Kumāraswāmī acredita, diferindo de outros estudiosos orientalistas e concordando com a hermeneutica do mimâmsâ, que, sobre o tema da reincarnação, há uma unidade da shruti (samhitas e upanishades) e não só isso, mas (nesse caso assumindo posição heterodoxa), a visão dos budistas é, no fim das contas, a mesma dos Vedas. Em alguns artigos ele articula a noção de transmigração com a dos ciclos cósmicos hindus em intricadas elucubrações simbólicas. Chega a dizer que a reincarnação é uma transmissão de um gênero, ou tipo de semente e usa para isso alguns trechos da shruti com interpretação que, no advaita-vedânta, chama-se pâramârthika satya, desconsiderando os outros trechos onde se estabelece o vyâvahârika-satya. Sua interpretação é, em grande parte, inovadora, como explicarei futuramente na exposição das visões ortodoxas sobre o tema. Em alguns pontos Kumāraswāmī é consciente de que está propondo uma tese nova. Em seu livro sobre o Veda ele admite que a tese da transmigração atrelada à passagem da eras é fraca. Em outras ocasiões ele abandona essa restrição acadêmica, provavelmente diante da aceitação da posição lógico-metafísica de Guénon. [6]

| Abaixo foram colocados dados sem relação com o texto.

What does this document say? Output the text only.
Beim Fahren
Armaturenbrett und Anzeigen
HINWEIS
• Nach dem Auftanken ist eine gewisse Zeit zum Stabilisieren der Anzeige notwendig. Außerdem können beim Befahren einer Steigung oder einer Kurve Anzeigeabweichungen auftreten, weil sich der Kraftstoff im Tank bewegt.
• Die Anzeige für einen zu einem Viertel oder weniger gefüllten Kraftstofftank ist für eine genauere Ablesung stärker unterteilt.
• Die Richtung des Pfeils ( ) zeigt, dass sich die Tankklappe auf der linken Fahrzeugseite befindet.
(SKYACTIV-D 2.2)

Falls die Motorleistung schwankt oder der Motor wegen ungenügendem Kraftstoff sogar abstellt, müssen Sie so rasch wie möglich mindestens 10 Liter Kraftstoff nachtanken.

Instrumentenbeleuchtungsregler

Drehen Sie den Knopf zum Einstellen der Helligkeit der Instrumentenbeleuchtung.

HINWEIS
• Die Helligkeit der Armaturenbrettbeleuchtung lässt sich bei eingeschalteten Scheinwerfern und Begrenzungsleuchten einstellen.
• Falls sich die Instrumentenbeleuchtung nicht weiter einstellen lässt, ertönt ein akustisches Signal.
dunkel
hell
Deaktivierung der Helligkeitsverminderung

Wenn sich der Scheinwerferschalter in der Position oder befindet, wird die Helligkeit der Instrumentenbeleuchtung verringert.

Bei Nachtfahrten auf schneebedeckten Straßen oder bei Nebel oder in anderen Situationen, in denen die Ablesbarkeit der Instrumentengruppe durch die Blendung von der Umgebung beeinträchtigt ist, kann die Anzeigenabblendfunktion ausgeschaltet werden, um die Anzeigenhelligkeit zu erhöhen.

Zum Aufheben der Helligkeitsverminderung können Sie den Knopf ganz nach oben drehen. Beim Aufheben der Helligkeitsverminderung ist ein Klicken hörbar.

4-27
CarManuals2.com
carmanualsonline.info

Próxima postagem: o renascimento segundo René Guénon

NOTAS:

[1] É importante notar que o trecho em que Shankarâchârya utiliza a noção de que 'o único transmigrante é o Senhor', é um trecho muito específico em que o santo hindu está refutando a doutrina sâmkhya de que a Pradhâna ou Prakrti é o único transmigrante. Desde um ponto de vista absoluto, poderíamos dizer, na verdade, que o Senhor não transmigra absolutamente e teríamos abundantes trechos declarando isso no mesmo tratado. Creio que há uma confusão, proposital ou não, de Kumāraswāmī nesse ponto, ao qual voltaremos futuramente, e há inclusive uma apropriação indevida desse trecho de Shankarachârya como se fosse uma máxima central ou algo assim. Não é.
[2] Esse também é um ponto curioso. Whitall Perry, em prefácio a uma coletânea de correspondências de Kumāraswāmī, observa que a ênfase do autor cingalês se dava porque ele se dispunha a refutar a “noção popular” de reencarnação em vigor na Índia e que havia se tornado quase um “dogma”. Contudo, segundo o norte-americano, essa posição crítica rendera a Kumāraswāmī crítica justamente por parte de eruditos hindus que, a não ser por isso, admiravam sua obra.
[3] Capitalização feita pelo autor.
[4] Pretendo em postagens futuras fazer uma análise dessa noção metafísica confrontando-a com opiniões védicas ortodoxas.
[5] O trecho citado do Gîtâ não faz especial referência à reincarnação. Tradução livre: "Os Rudras, Adityas, Vasus, os Sadhyas, Os Vîshve devas, as duas Ashvins, os Maruts, Os Ushmapas, as hordas de Gandharvas, Yakshas, Asuras, e seres perfeitos, contemplam-te espantados."
[6] Os interessado em conferir a grande quantidade de citações de Kumāraswāmī, bem como as correspondências citadas aqui podem consultar as seguintes obras ou artigos: "The Selected Letters of Ananda Coomaraswamy", "A New Approach to the Vedas - An Essay in Translation and Exegesis",
"The Essential of Ananda Coomaraswamy", "The Flood in the Hindu Tradition" (artigo) e "On the Only and One Transmigrant" (artigo).